Mr. Rubio did not dispute that Venezuela remained dangerous or that Mr. Maduro’s government was widely condemned. Instead, he offered a structural critique of TPS itself. The program, he argued, had become a form of blanket protection that extended to some people who should never have been admitted, regardless of country of origin. TPS, he emphasized, was meant to be temporary, yet in practice rarely ended.
“The overwhelming majority are not gang members,” Mr. Rubio acknowledged, responding to Mr. Castro’s challenge. But even a small number of criminals, he said, posed an unacceptable risk.
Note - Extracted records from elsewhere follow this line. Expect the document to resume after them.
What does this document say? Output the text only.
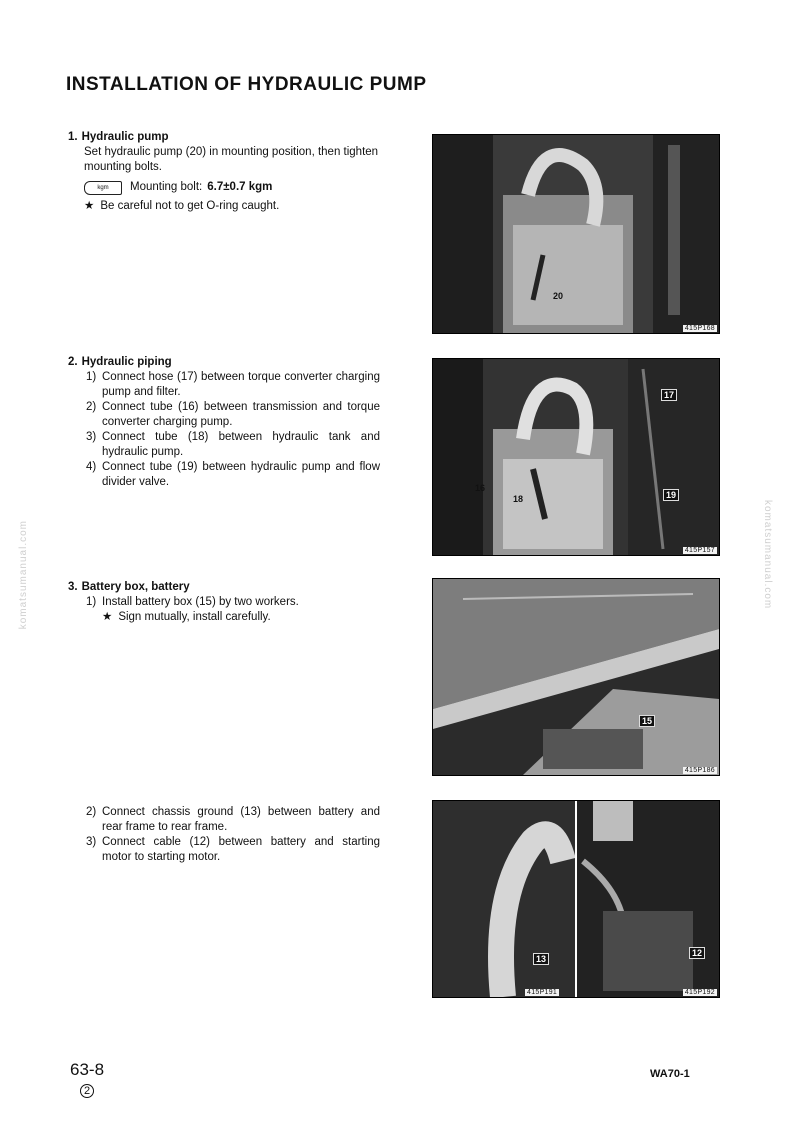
INSTALLATION OF HYDRAULIC PUMP
1. Hydraulic pump
Set hydraulic pump (20) in mounting position, then tighten mounting bolts.
kgm	Mounting bolt: 6.7±0.7 kgm
★ Be careful not to get O-ring caught.
2. Hydraulic piping
1) Connect hose (17) between torque converter charging pump and filter.
2) Connect tube (16) between transmission and torque converter charging pump.
3) Connect tube (18) between hydraulic tank and hydraulic pump.
4) Connect tube (19) between hydraulic pump and flow divider valve.
3. Battery box, battery
1) Install battery box (15) by two workers.
★ Sign mutually, install carefully.
2) Connect chassis ground (13) between battery and rear frame to rear frame.
3) Connect cable (12) between battery and starting motor to starting motor.
20
415P168
17
16
18	19
415P157
15
415P186
13
12
415P191	415P192
komatsumanual.com	komatsumanual.com
63-8
2
WA70-1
For Mr. Castro, that argument missed the point. He countered that the presence of a small number of offenders did not justify stripping legal protections from hundreds of thousands of law-abiding people who had followed the rules and relied on the government’s assurances. Americans, he said, are not collectively punished for the crimes of a few; immigrants should not be either.
The exchange illuminated a broader policy dilemma. Ending TPS does not automatically deport its recipients, but it does strip them of work authorization and legal stability, pushing many into an already overwhelmed asylum system. While Mr. Rubio suggested that Venezuelans could pursue asylum claims, critics note that the system is backlogged and under-resourced, leaving applicants in legal limbo for years.

Beyond the procedural questions, the hearing underscored a moral one. TPS has long been framed as a promise: that the United States will not force people to return to countries facing extraordinary danger. During the Cold War, similar protections were extended to hundreds of thousands of Cubans — a history that loomed over the hearing given Mr. Rubio’s own family story.
Mr. Rubio did not deny his past statement calling the end of TPS a “death sentence.” Instead, he reframed the issue in bureaucratic terms, emphasizing vetting failures under previous administrations and the need for more individualized screening. To supporters of the policy change, the move represents a return to stricter enforcement and an attempt to close what they see as an open-ended program.
To critics, including Mr. Castro, it represents collective punishment and a retreat from humanitarian principles at a moment when conditions in Venezuela remain dire. The congressman’s closing point lingered after his time expired: if returning Venezuelans to their country was too dangerous then, why is it acceptable now?
The hearing offered no definitive answer. But in placing Mr. Rubio’s past words alongside the administration’s current actions, it captured a central contradiction in the immigration debate — between caution born of experience and policies shaped by political urgency. For the hundreds of thousands of Venezuelans whose futures hinge on that distinction, the question remains unresolved.